Sunday, December 03, 2017

The Martians Below

Now this is Quatermass at his best. Andre Morell as the spectacularly sidetracked rocket physicist in the 1958 serial Quatermass and the Pit, creator Nigel Kneale this time coming up with a beautifully eerie Sci-Fi account on the origins of human racism. The 1967 Hammer film version surpasses the serial really only in having Barbara Shelley and Julian Glover. It's a good film and a lot of dialogue is directly ported over but the serial benefits so much from being able to take its time and explore ideas and, while Andrew Keir is fine as Quatermass, he doesn't match Morell's fascinatingly weird, perfect choices.

Like putting his thumbs in his waistcoat pockets while addressing an assemblage of military and government brass. It somehow looks both awkward and magnificent--believably awkward, not like the actor made an odd choice but like this is what an eccentric but very sharp professor might do when lecturing on the serious reality of our ancient Martian overlords.

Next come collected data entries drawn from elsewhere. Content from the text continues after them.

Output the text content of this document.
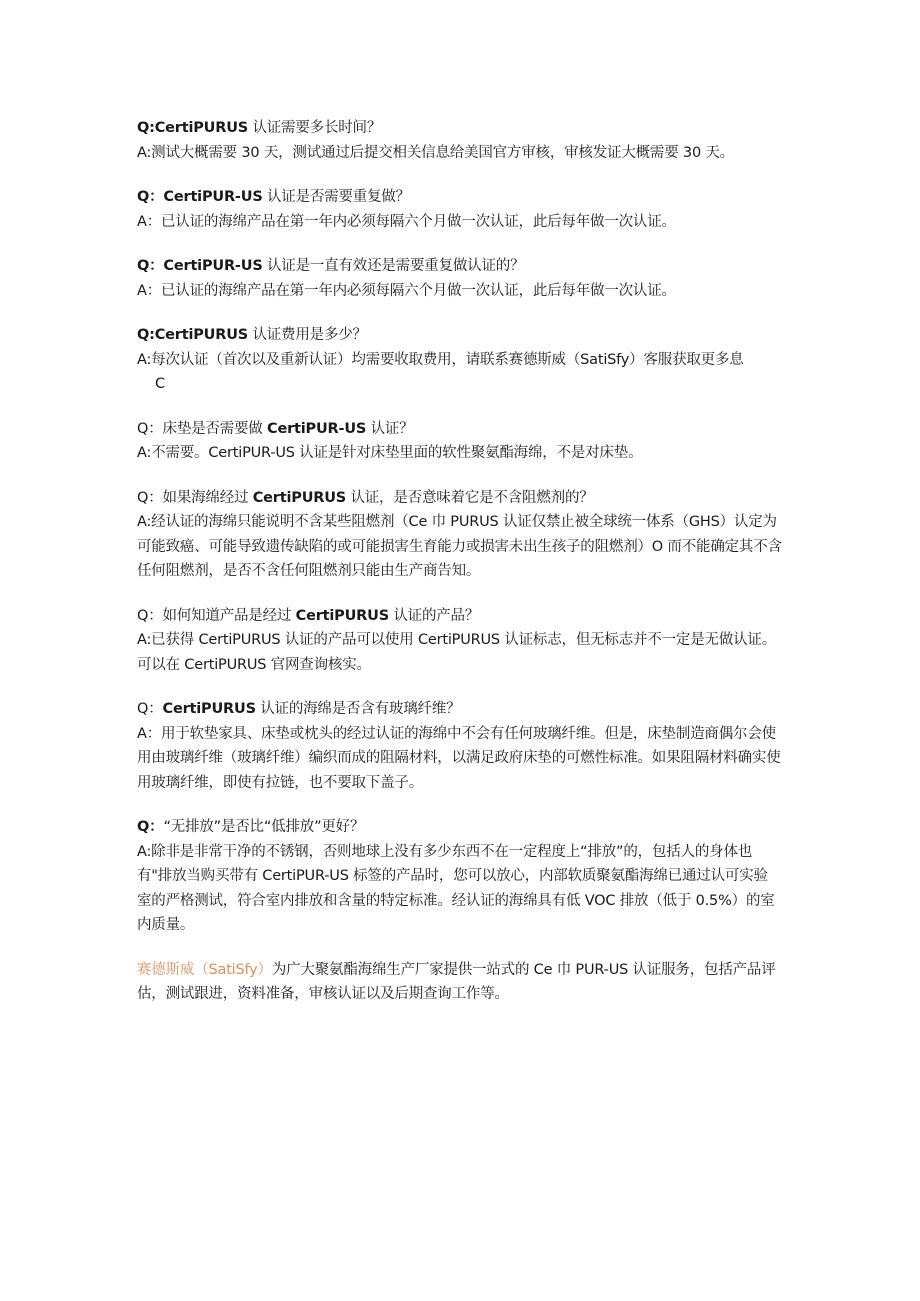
Q:CertiPURUS 认证需要多长时间？

A:测试大概需要 30 天，测试通过后提交相关信息给美国官方审核，审核发证大概需要 30 天。

Q：CertiPUR-US 认证是否需要重复做？

A：已认证的海绵产品在第一年内必须每隔六个月做一次认证，此后每年做一次认证。

Q：CertiPUR-US 认证是一直有效还是需要重复做认证的？

A：已认证的海绵产品在第一年内必须每隔六个月做一次认证，此后每年做一次认证。

Q:CertiPURUS 认证费用是多少？

A:每次认证（首次以及重新认证）均需要收取费用，请联系赛德斯威（SatiSfy）客服获取更多息
C

Q：床垫是否需要做 CertiPUR-US 认证？

A:不需要。CertiPUR-US 认证是针对床垫里面的软性聚氨酯海绵，不是对床垫。

Q：如果海绵经过 CertiPURUS 认证，是否意味着它是不含阻燃剂的？

A:经认证的海绵只能说明不含某些阻燃剂（Ce 巾 PURUS 认证仅禁止被全球统一体系（GHS）认定为可能致癌、可能导致遗传缺陷的或可能损害生育能力或损害未出生孩子的阻燃剂）O 而不能确定其不含任何阻燃剂，是否不含任何阻燃剂只能由生产商告知。

Q：如何知道产品是经过 CertiPURUS 认证的产品？

A:已获得 CertiPURUS 认证的产品可以使用 CertiPURUS 认证标志，但无标志并不一定是无做认证。可以在 CertiPURUS 官网查询核实。

Q：CertiPURUS 认证的海绵是否含有玻璃纤维？

A：用于软垫家具、床垫或枕头的经过认证的海绵中不会有任何玻璃纤维。但是，床垫制造商偶尔会使用由玻璃纤维（玻璃纤维）编织而成的阻隔材料，以满足政府床垫的可燃性标准。如果阻隔材料确实使用玻璃纤维，即使有拉链，也不要取下盖子。

Q：“无排放”是否比“低排放”更好？

A:除非是非常干净的不锈钢，否则地球上没有多少东西不在一定程度上“排放”的，包括人的身体也有"排放当购买带有 CertiPUR-US 标签的产品时，您可以放心，内部软质聚氨酯海绵已通过认可实验室的严格测试，符合室内排放和含量的特定标准。经认证的海绵具有低 VOC 排放（低于 0.5%）的室内质量。

赛德斯威（SatiSfy）为广大聚氨酯海绵生产厂家提供一站式的 Ce 巾 PUR-US 认证服务，包括产品评估，测试跟进，资料准备，审核认证以及后期查询工作等。
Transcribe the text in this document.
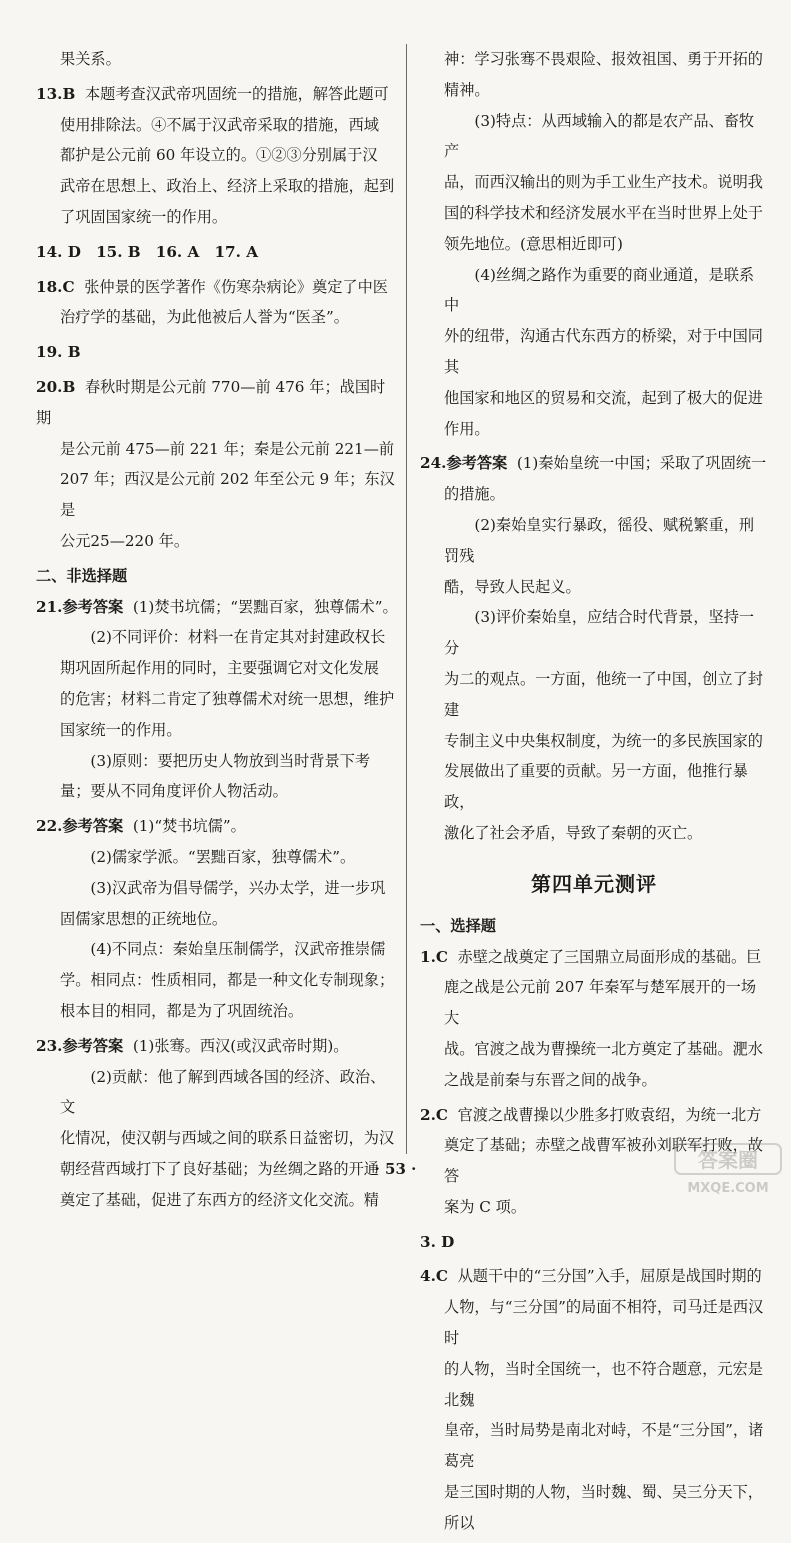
果关系。
13.B 本题考查汉武帝巩固统一的措施，解答此题可
使用排除法。④不属于汉武帝采取的措施，西域
都护是公元前 60 年设立的。①②③分别属于汉
武帝在思想上、政治上、经济上采取的措施，起到
了巩固国家统一的作用。
14. D　15. B　16. A　17. A
18.C 张仲景的医学著作《伤寒杂病论》奠定了中医
治疗学的基础，为此他被后人誉为“医圣”。
19. B
20.B 春秋时期是公元前 770—前 476 年；战国时期
是公元前 475—前 221 年；秦是公元前 221—前
207 年；西汉是公元前 202 年至公元 9 年；东汉是
公元25—220 年。
二、非选择题
21.参考答案 (1)焚书坑儒；“罢黜百家，独尊儒术”。
(2)不同评价：材料一在肯定其对封建政权长
期巩固所起作用的同时，主要强调它对文化发展
的危害；材料二肯定了独尊儒术对统一思想，维护
国家统一的作用。
(3)原则：要把历史人物放到当时背景下考
量；要从不同角度评价人物活动。
22.参考答案 (1)“焚书坑儒”。
(2)儒家学派。“罢黜百家，独尊儒术”。
(3)汉武帝为倡导儒学，兴办太学，进一步巩
固儒家思想的正统地位。
(4)不同点：秦始皇压制儒学，汉武帝推崇儒
学。相同点：性质相同，都是一种文化专制现象；
根本目的相同，都是为了巩固统治。
23.参考答案 (1)张骞。西汉(或汉武帝时期)。
(2)贡献：他了解到西域各国的经济、政治、文
化情况，使汉朝与西域之间的联系日益密切，为汉
朝经营西域打下了良好基础；为丝绸之路的开通
奠定了基础，促进了东西方的经济文化交流。精
神：学习张骞不畏艰险、报效祖国、勇于开拓的
精神。
(3)特点：从西域输入的都是农产品、畜牧产
品，而西汉输出的则为手工业生产技术。说明我
国的科学技术和经济发展水平在当时世界上处于
领先地位。(意思相近即可)
(4)丝绸之路作为重要的商业通道，是联系中
外的纽带，沟通古代东西方的桥梁，对于中国同其
他国家和地区的贸易和交流，起到了极大的促进
作用。
24.参考答案 (1)秦始皇统一中国；采取了巩固统一
的措施。
(2)秦始皇实行暴政，徭役、赋税繁重，刑罚残
酷，导致人民起义。
(3)评价秦始皇，应结合时代背景，坚持一分
为二的观点。一方面，他统一了中国，创立了封建
专制主义中央集权制度，为统一的多民族国家的
发展做出了重要的贡献。另一方面，他推行暴政，
激化了社会矛盾，导致了秦朝的灭亡。
第四单元测评
一、选择题
1.C 赤壁之战奠定了三国鼎立局面形成的基础。巨
鹿之战是公元前 207 年秦军与楚军展开的一场大
战。官渡之战为曹操统一北方奠定了基础。淝水
之战是前秦与东晋之间的战争。
2.C 官渡之战曹操以少胜多打败袁绍，为统一北方
奠定了基础；赤壁之战曹军被孙刘联军打败，故答
案为 C 项。
3. D
4.C 从题干中的“三分国”入手，屈原是战国时期的
人物，与“三分国”的局面不相符，司马迁是西汉时
的人物，当时全国统一，也不符合题意，元宏是北魏
皇帝，当时局势是南北对峙，不是“三分国”，诸葛亮
是三国时期的人物，当时魏、蜀、吴三分天下，所以
· 53 ·	答案圈
MXQE.COM
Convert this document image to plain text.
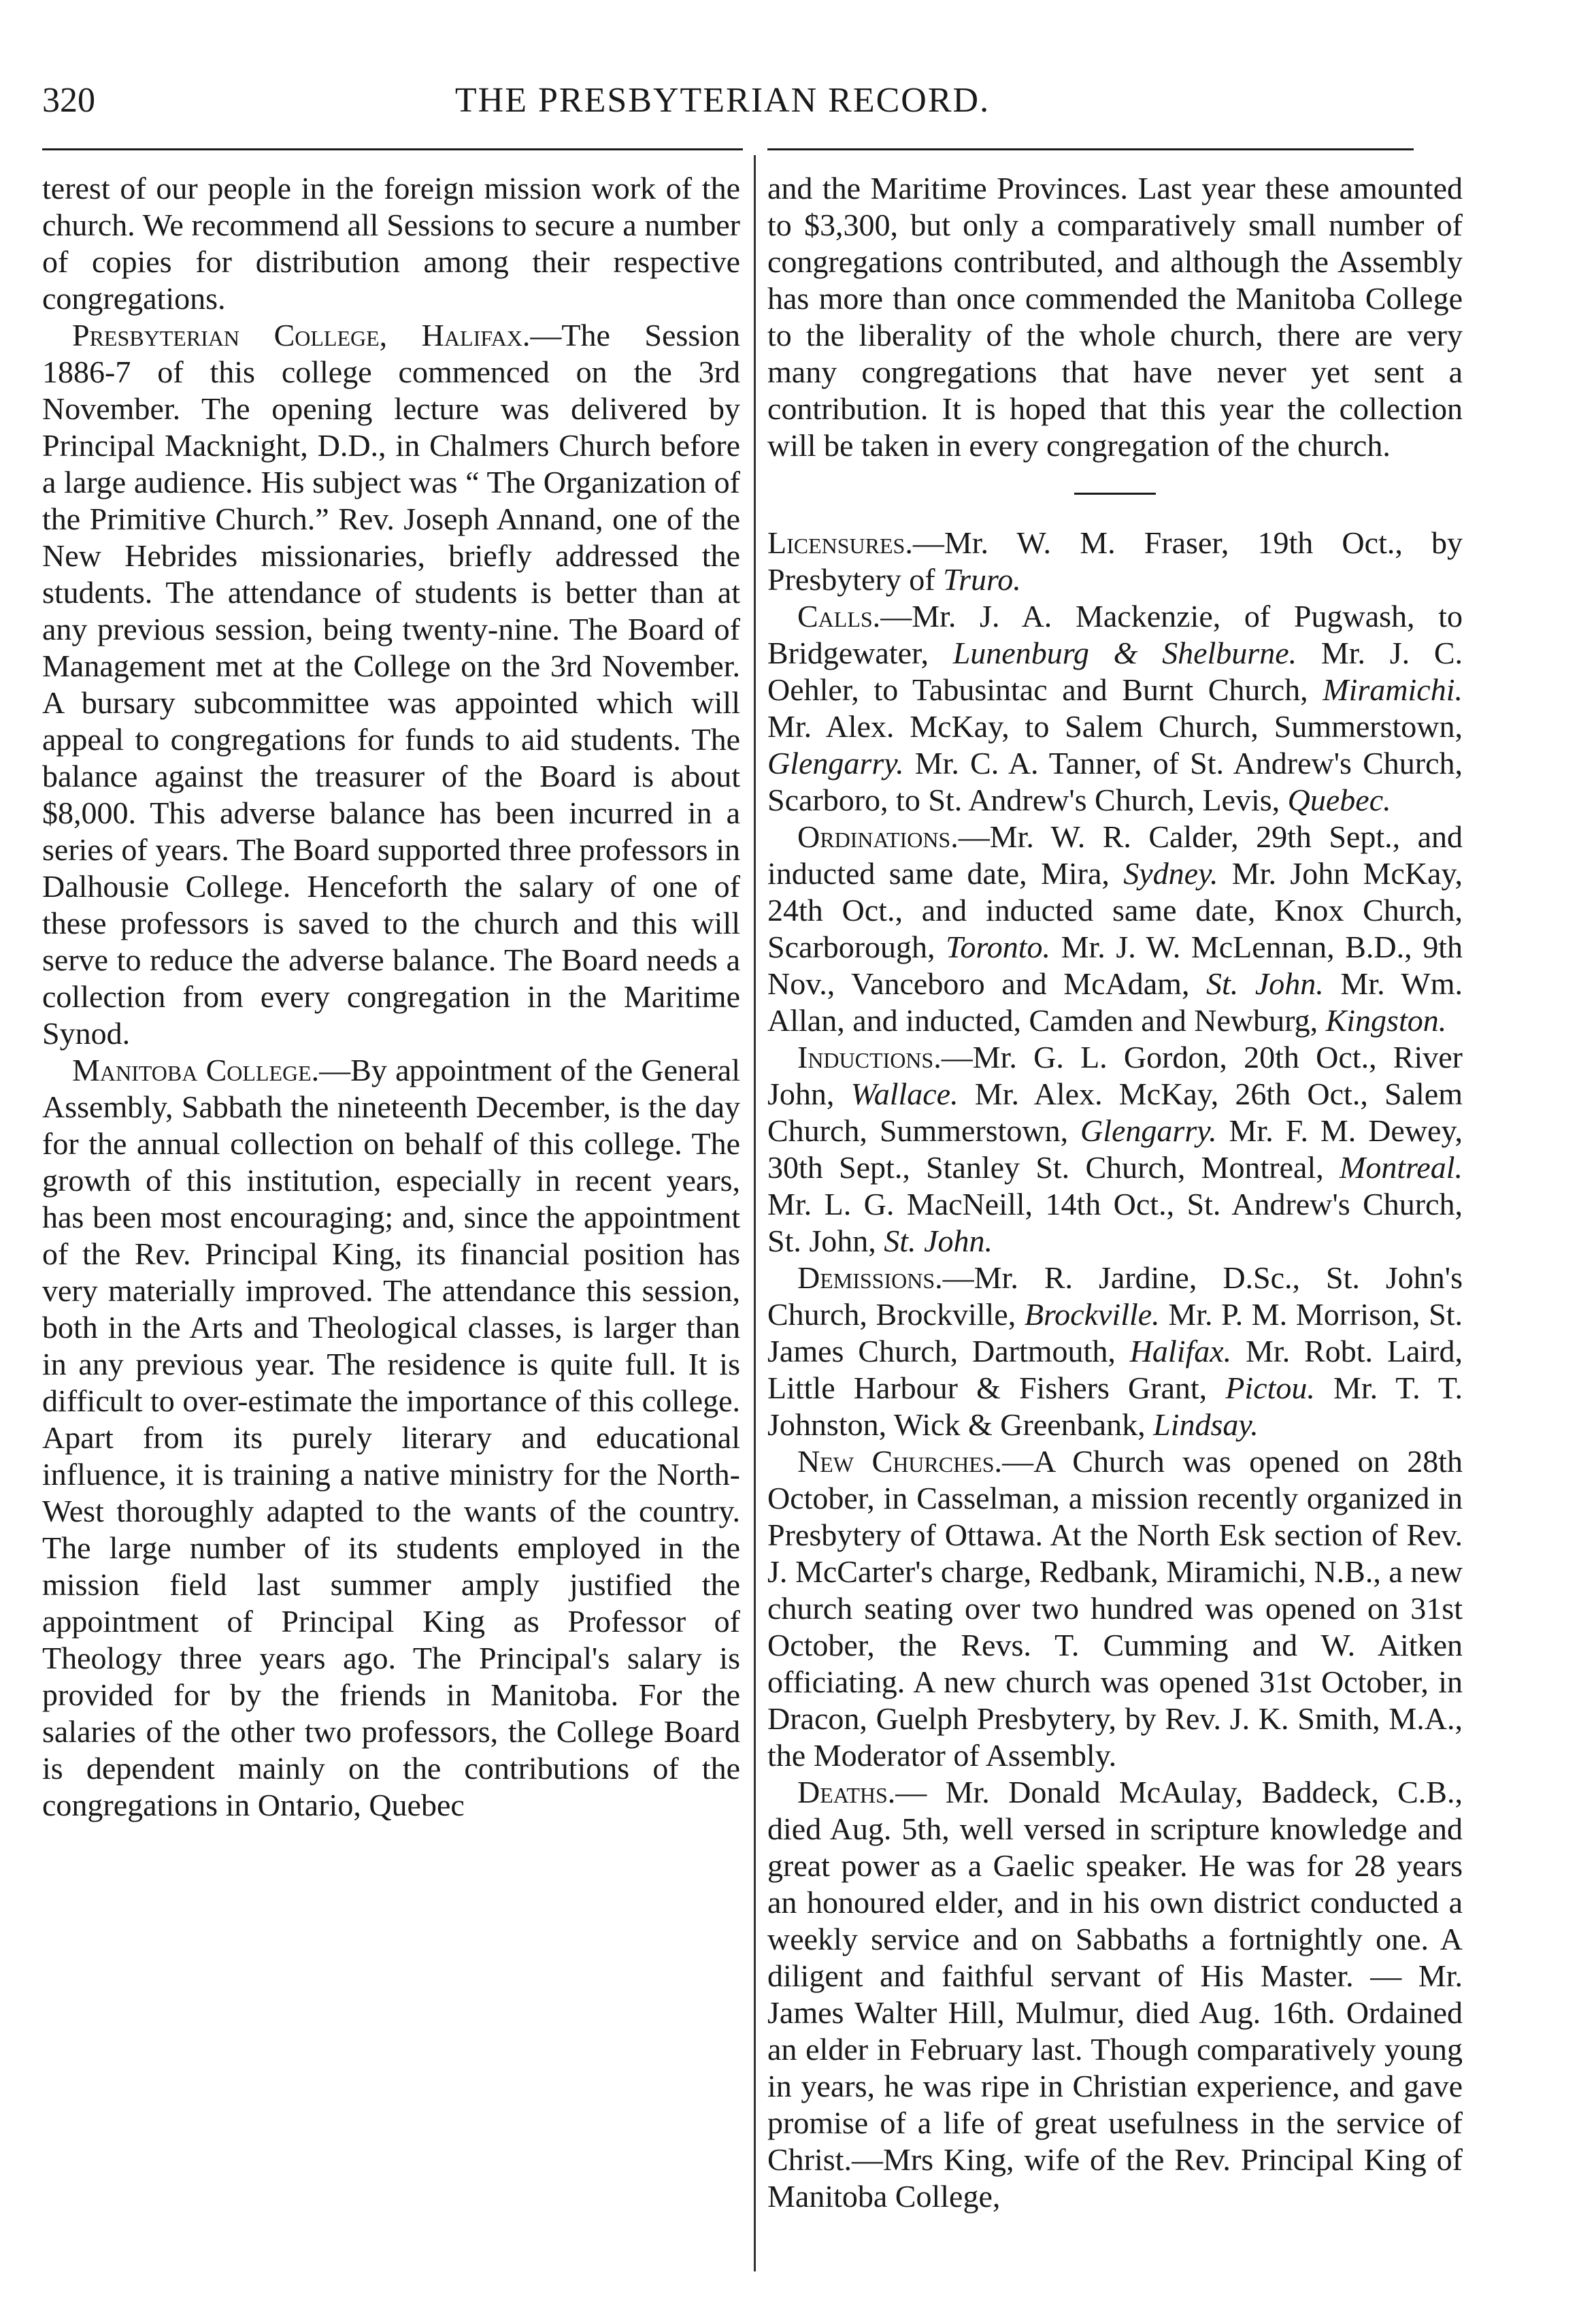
320	THE PRESBYTERIAN RECORD.

terest of our people in the foreign mission work of the church. We recommend all Sessions to secure a number of copies for distribution among their respective congregations.

Presbyterian College, Halifax.—The Session 1886-7 of this college commenced on the 3rd November. The opening lecture was delivered by Principal Macknight, D.D., in Chalmers Church before a large audience. His subject was “ The Organization of the Primitive Church.” Rev. Joseph Annand, one of the New Hebrides missionaries, briefly addressed the students. The attendance of students is better than at any previous session, being twenty-nine. The Board of Management met at the College on the 3rd November. A bursary subcommittee was appointed which will appeal to congregations for funds to aid students. The balance against the treasurer of the Board is about $8,000. This adverse balance has been incurred in a series of years. The Board supported three professors in Dalhousie College. Henceforth the salary of one of these professors is saved to the church and this will serve to reduce the adverse balance. The Board needs a collection from every congregation in the Maritime Synod.

Manitoba College.—By appointment of the General Assembly, Sabbath the nineteenth December, is the day for the annual collection on behalf of this college. The growth of this institution, especially in recent years, has been most encouraging; and, since the appointment of the Rev. Principal King, its financial position has very materially improved. The attendance this session, both in the Arts and Theological classes, is larger than in any previous year. The residence is quite full. It is difficult to over-estimate the importance of this college. Apart from its purely literary and educational influence, it is training a native ministry for the North-West thoroughly adapted to the wants of the country. The large number of its students employed in the mission field last summer amply justified the appointment of Principal King as Professor of Theology three years ago. The Principal's salary is provided for by the friends in Manitoba. For the salaries of the other two professors, the College Board is dependent mainly on the contributions of the congregations in Ontario, Quebec

and the Maritime Provinces. Last year these amounted to $3,300, but only a comparatively small number of congregations contributed, and although the Assembly has more than once commended the Manitoba College to the liberality of the whole church, there are very many congregations that have never yet sent a contribution. It is hoped that this year the collection will be taken in every congregation of the church.

Licensures.—Mr. W. M. Fraser, 19th Oct., by Presbytery of Truro.

Calls.—Mr. J. A. Mackenzie, of Pugwash, to Bridgewater, Lunenburg & Shelburne. Mr. J. C. Oehler, to Tabusintac and Burnt Church, Miramichi. Mr. Alex. McKay, to Salem Church, Summerstown, Glengarry. Mr. C. A. Tanner, of St. Andrew's Church, Scarboro, to St. Andrew's Church, Levis, Quebec.

Ordinations.—Mr. W. R. Calder, 29th Sept., and inducted same date, Mira, Sydney. Mr. John McKay, 24th Oct., and inducted same date, Knox Church, Scarborough, Toronto. Mr. J. W. McLennan, B.D., 9th Nov., Vanceboro and McAdam, St. John. Mr. Wm. Allan, and inducted, Camden and Newburg, Kingston.

Inductions.—Mr. G. L. Gordon, 20th Oct., River John, Wallace. Mr. Alex. McKay, 26th Oct., Salem Church, Summerstown, Glengarry. Mr. F. M. Dewey, 30th Sept., Stanley St. Church, Montreal, Montreal. Mr. L. G. MacNeill, 14th Oct., St. Andrew's Church, St. John, St. John.

Demissions.—Mr. R. Jardine, D.Sc., St. John's Church, Brockville, Brockville. Mr. P. M. Morrison, St. James Church, Dartmouth, Halifax. Mr. Robt. Laird, Little Harbour & Fishers Grant, Pictou. Mr. T. T. Johnston, Wick & Greenbank, Lindsay.

New Churches.—A Church was opened on 28th October, in Casselman, a mission recently organized in Presbytery of Ottawa. At the North Esk section of Rev. J. McCarter's charge, Redbank, Miramichi, N.B., a new church seating over two hundred was opened on 31st October, the Revs. T. Cumming and W. Aitken officiating. A new church was opened 31st October, in Dracon, Guelph Presbytery, by Rev. J. K. Smith, M.A., the Moderator of Assembly.

Deaths.— Mr. Donald McAulay, Baddeck, C.B., died Aug. 5th, well versed in scripture knowledge and great power as a Gaelic speaker. He was for 28 years an honoured elder, and in his own district conducted a weekly service and on Sabbaths a fortnightly one. A diligent and faithful servant of His Master. — Mr. James Walter Hill, Mulmur, died Aug. 16th. Ordained an elder in February last. Though comparatively young in years, he was ripe in Christian experience, and gave promise of a life of great usefulness in the service of Christ.—Mrs King, wife of the Rev. Principal King of Manitoba College,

Of all the Quatermass stories up to this point it has the best supporting characters, too. The first episode of the serial almost makes it seem as though the anthropologist, Dr. Roney, and his assistant, Barbara Judd, are going to be the stars. Roney is played by Canadian actor Cec Linder with wonderful energy and he has brilliant chemistry with Christine Finn as Barbara. Kneale makes points about the state of human civilisation with the anthropologists' discovery of ape-man fossils, human forebears, accidentally unearthed in a work site.

This leads later on to the inevitable but nicely portrayed revulsion from conservative government men which only gets worse when Martians get involved in our ancestry. The reluctance to accept the weirdness of our common ancestry is put in context to references to the racial tensions in England at the time due to an increase in immigration. Both the serial and the film version have one unnamed black worker at the construction site and later on Roney specifically mentions race riots. He also has a darkly funny, prescient line when Quatermass asks him what he thinks human civilisations would do if they knew the world was ending and Roney says we'd probably just go on with the same squabbles as before.

There's nothing wrong with James Donald's performance as Roney in the film version but Linder is just so much more lively. And I liked the way he seemed to respect Judd's opinion more in the serial--he looks to her to come up with a theory as to what the strange hard object is they've unearthed among the fossils. Though Barbara Shelley comes off as much more intelligent than Christine Finn.

I liked in the film this even prompted the filmmakers to give some of Roney's lines to her and having her be the one to accompany Quatermass on the excursion to the library instead of Roney. Otherwise, the special effects in the film aren't even much better than the serial and the black and white in the serial contributes to the atmosphere much better.

Twitter Sonnet #1060

Confetti grown grotesque is clatt'ring out.
A sagging party horn emits a blat.
The stuffing clouds'll cushion suns about.
The whist'ling air escorts the cooking vat.
Unhandled reins permit a heavy steed.
In clashing lamps the light oppressed the field.
Exposing rocks to split the hoof at speed.
Percussive leaves produced unseasoned yield.
A changing tie but briefly choked the beard.
In climbing mud the mantis sinks to worms.
The suction fell from steel to iron weird.
The pegs'll hold the tent on careful terms.
The ruling carapace arrived from Mars.
They put an instrument inside the bars.